Students are honing the skills of articulating their ideas. Embarking on in-depth research, supporting theories and contrary views, research methods and limitations. Question time tests the student’s sound knowledge on the subject. Does this sound a lot like haggling for budget or launching a new concept in the workplace? Communication skills are valuable work skills we are expected to know but are rarely explicitly taught. Students are given guidelines and expected to have the skills and confidence to speak like a professional presenter.
I recently had the pleasure of working with year 12 students at Box Hill High, developing their communication skills in preparation for their extended investigation presentation. How to structure a presentation, presenting findings in an engaging manner; answering questions; what to do if you can’t answer a question? How to increase eye contact; reduce note usage and use your voice as a power tool. In our three sessions together students shifted their mindset from negative self-focused to a growth mindset of audience-focused; the mindset of accomplished speakers.

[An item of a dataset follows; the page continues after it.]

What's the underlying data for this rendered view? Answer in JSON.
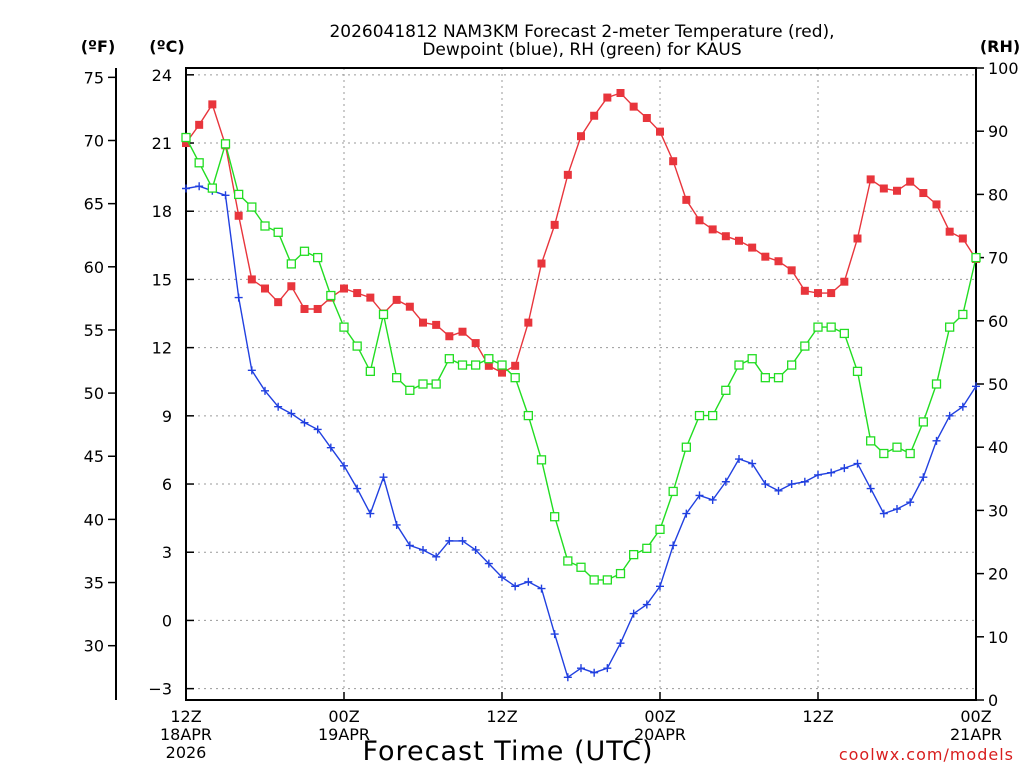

A valuable communication lesson for the students is learning to write an in-depth report then condensing it into a concise 10-minute presentation. Students soon learn the difference between writing to be read and writing to be said. They learn the hard lesson of deciding what to present and what to leave out. Keeping the flow and integrity of the message and assessment targets for the assessors.
Partnering with schools such as Box Hill High in developing student’s study and work ready communication skills is a rewarding part of my work. In the years to come, these students will have the foundations to communicate their knowledge opening future opportunities.